Iconographie, photographie et histoire des animaux domestiques et de leur terroir
Génération désenchantée de n’être pas parvenue à transmettre le savoir-faire de nos parents à nos enfants. Le fil d’Ariane s’est rompu avec nous.
Le fracas de la guerre a bouleversé l’organisation du travail qui soudait la famille. Les hommes étaient partis, avaient pu observer les avancées agricoles dans les régions d’exil ou de bataille. Les femmes s’étaient émancipées. Nos enfants nés à l’aube des années cinquante, ont été les premiers à apprendre le métier d’agriculteur pour ne pas rester paysan. L’évolution des techniques, la découverte de produits phytosanitaires et l’homogénéisation de ces nouveaux savoirs ont révolutionné les campagnes françaises. Fierté de parents qui ont permis à leur éternité de se sortir d’un système que plus personne ne voulait encore subir.
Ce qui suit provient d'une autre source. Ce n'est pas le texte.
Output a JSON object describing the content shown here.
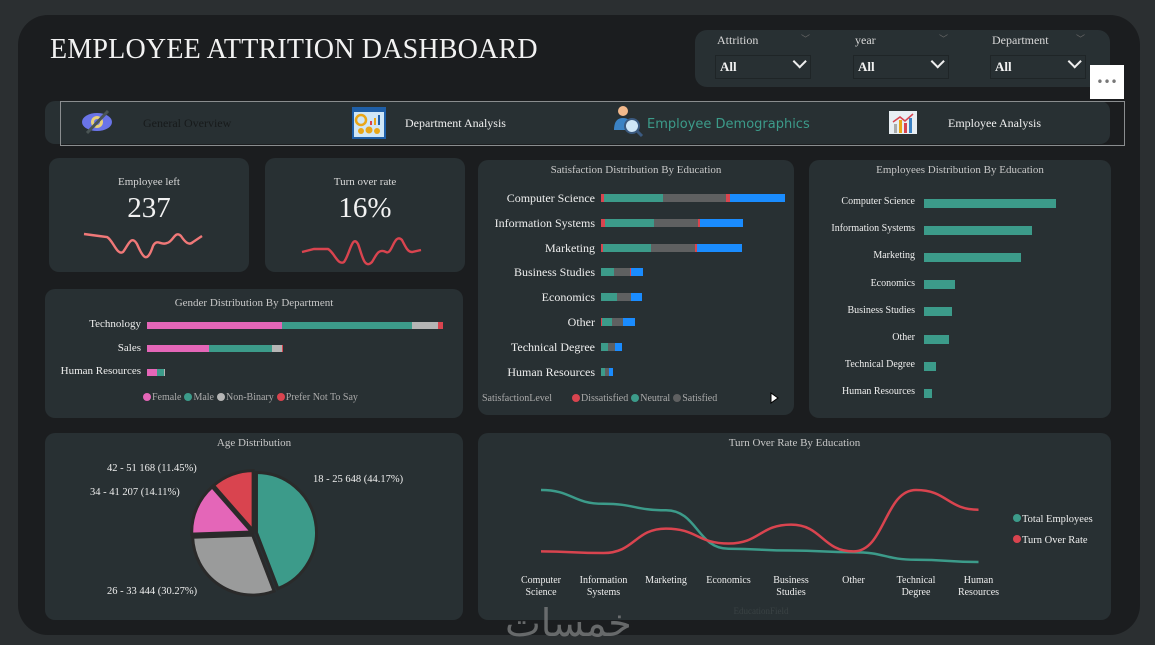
{
  "header": {
    "title": "EMPLOYEE ATTRITION DASHBOARD"
  },
  "filters": [
    {
      "label": "Attrition",
      "value": "All"
    },
    {
      "label": "year",
      "value": "All"
    },
    {
      "label": "Department",
      "value": "All"
    }
  ],
  "more_label": "•••",
  "nav": [
    {
      "label": "General Overview",
      "icon": "eye-slash-icon",
      "active": false
    },
    {
      "label": "Department Analysis",
      "icon": "dashboard-presentation-icon",
      "active": false
    },
    {
      "label": "Employee Demographics",
      "icon": "user-search-icon",
      "active": true
    },
    {
      "label": "Employee Analysis",
      "icon": "bar-chart-icon",
      "active": false
    }
  ],
  "kpis": [
    {
      "label": "Employee left",
      "value": "237"
    },
    {
      "label": "Turn over rate",
      "value": "16%"
    }
  ],
  "colors": {
    "teal": "#3c9b8a",
    "red": "#d9444f",
    "pink": "#e466b8",
    "grey": "#5f6061",
    "lightgrey": "#b5b5b5",
    "blue": "#1a8cff",
    "card": "#283033",
    "active_nav": "#3c9b8a"
  },
  "watermark": "خمسات",
  "chart_data": [
    {
      "id": "gender",
      "type": "bar",
      "orientation": "horizontal",
      "stacked": true,
      "title": "Gender Distribution By Department",
      "categories": [
        "Technology",
        "Sales",
        "Human Resources"
      ],
      "series": [
        {
          "name": "Female",
          "color": "#e466b8",
          "values": [
            135,
            62,
            10
          ]
        },
        {
          "name": "Male",
          "color": "#3c9b8a",
          "values": [
            130,
            63,
            7
          ]
        },
        {
          "name": "Non-Binary",
          "color": "#b5b5b5",
          "values": [
            26,
            10,
            1
          ]
        },
        {
          "name": "Prefer Not To Say",
          "color": "#d9444f",
          "values": [
            5,
            1,
            0
          ]
        }
      ],
      "legend": "bottom"
    },
    {
      "id": "satisfaction",
      "type": "bar",
      "orientation": "horizontal",
      "stacked": true,
      "title": "Satisfaction Distribution By Education",
      "legend_title": "SatisfactionLevel",
      "categories": [
        "Computer Science",
        "Information Systems",
        "Marketing",
        "Business Studies",
        "Economics",
        "Other",
        "Technical Degree",
        "Human Resources"
      ],
      "series": [
        {
          "name": "Dissatisfied",
          "color": "#d9444f",
          "values": [
            3,
            4,
            2,
            0,
            0,
            1,
            0,
            0
          ]
        },
        {
          "name": "Neutral",
          "color": "#3c9b8a",
          "values": [
            59,
            49,
            48,
            13,
            16,
            10,
            7,
            4
          ]
        },
        {
          "name": "Satisfied",
          "color": "#5f6061",
          "values": [
            63,
            44,
            44,
            16,
            14,
            11,
            7,
            4
          ]
        },
        {
          "color": "#d9444f",
          "values": [
            4,
            2,
            2,
            1,
            0,
            0,
            0,
            0
          ]
        },
        {
          "color": "#1a8cff",
          "values": [
            55,
            43,
            45,
            12,
            11,
            12,
            7,
            4
          ]
        }
      ],
      "legend": "bottom"
    },
    {
      "id": "empdist",
      "type": "bar",
      "orientation": "horizontal",
      "title": "Employees Distribution By Education",
      "categories": [
        "Computer Science",
        "Information Systems",
        "Marketing",
        "Economics",
        "Business Studies",
        "Other",
        "Technical Degree",
        "Human Resources"
      ],
      "values": [
        439,
        360,
        323,
        103,
        93,
        83,
        40,
        27
      ],
      "color": "#3c9b8a"
    },
    {
      "id": "age",
      "type": "pie",
      "title": "Age Distribution",
      "slices": [
        {
          "label": "18 - 25",
          "value": 648,
          "percent": "44.17%",
          "color": "#3c9b8a"
        },
        {
          "label": "26 - 33",
          "value": 444,
          "percent": "30.27%",
          "color": "#9a9b9b"
        },
        {
          "label": "34 - 41",
          "value": 207,
          "percent": "14.11%",
          "color": "#e466b8"
        },
        {
          "label": "42 - 51",
          "value": 168,
          "percent": "11.45%",
          "color": "#d9444f"
        }
      ]
    },
    {
      "id": "turnover",
      "type": "line",
      "title": "Turn Over Rate By Education",
      "xlabel": "EducationField",
      "categories": [
        "Computer Science",
        "Information Systems",
        "Marketing",
        "Economics",
        "Business Studies",
        "Other",
        "Technical Degree",
        "Human Resources"
      ],
      "series": [
        {
          "name": "Total Employees",
          "color": "#3c9b8a",
          "values": [
            439,
            360,
            323,
            103,
            93,
            83,
            40,
            27
          ]
        },
        {
          "name": "Turn Over Rate",
          "color": "#d9444f",
          "values": [
            13.2,
            13.0,
            16.1,
            14.2,
            16.6,
            13.2,
            21.0,
            18.5
          ]
        }
      ],
      "legend": "right"
    }
  ]
}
A cette époque, les races locales n’étaient pas considérées comme un patrimoine vivant essentiel à la biodiversité, elles étaient une entrave au progrès, une atteinte à la liberté de bénéficier comme tout à chacun de la modernité. Les paysans ne voulaient plus ressembler à l’image renvoyée par les citadins qui venaient et jugeaient l’immense abîme qui séparait ces deux mondes. Des animaux que nos pères avaient élevés, dressés, reproduits grâce à la transmission ancestrale, il ne resta bientôt plus rien que quelques spécimens dans des fermes isolées et « rétrogrades ». Pour que nos fils veuillent bien prendre la suite de la ferme, il a fallu qu’elle devienne une exploitation. Il a fallu acheter un plus puissant tracteur. Agrandir les surfaces en récupérant les terres de ceux qui partaient à la retraite sans successeur. Emprunter pour y parvenir mais encadré par les rassurantes banques et institutions. C’était l’effort à faire pour le progrès, pour que nos fils trouvent des épouses qui veuillent bien vivre à la campagne, pour être enfin « comme tout le monde ».
Désenchantés mais pas abusés. Il nous fallait ce mieux-être qui nous était proposé, il fallait aussi augmenter les productions pour nourrir les nouveaux urbains en appartenant à ce plan marchand global.
Ni regret ni remord de la vie qui s’est construite en s’oubliant. Plus personne ne voulait ressembler avec fierté à son père, qui ne savait d’ailleurs pas comment mener une exploitation agricole moderne.
Pendant vingt-cinq ans, une génération d’agriculteurs a travaillé la terre et élevé des bêtes en tentant d’allier ce qu’elle avait appris de l’agriculture moderne et les spécificités relatives à chaque région. Parfois en malmenant l’espace qui lui avait été seulement « prêté ».
Dans les années quatre-vingt, quand les premières tentatives de sauvegarde de ces animaux qui peuplaient autrefois les fermes ont commencé, ça a été difficile d’être pris au sérieux. La mémoire collective avait finit par intégrer que ces races rustiques n’étaient pas rentables, chacun avait oublier la robustesse et l’adaptabilité des animaux à leur terroir d’origine.
Il aura fallu du courage et de l’abnégation, des amis et des réseaux pour convaincre et se convaincre de la nécessité d’une telle aventure.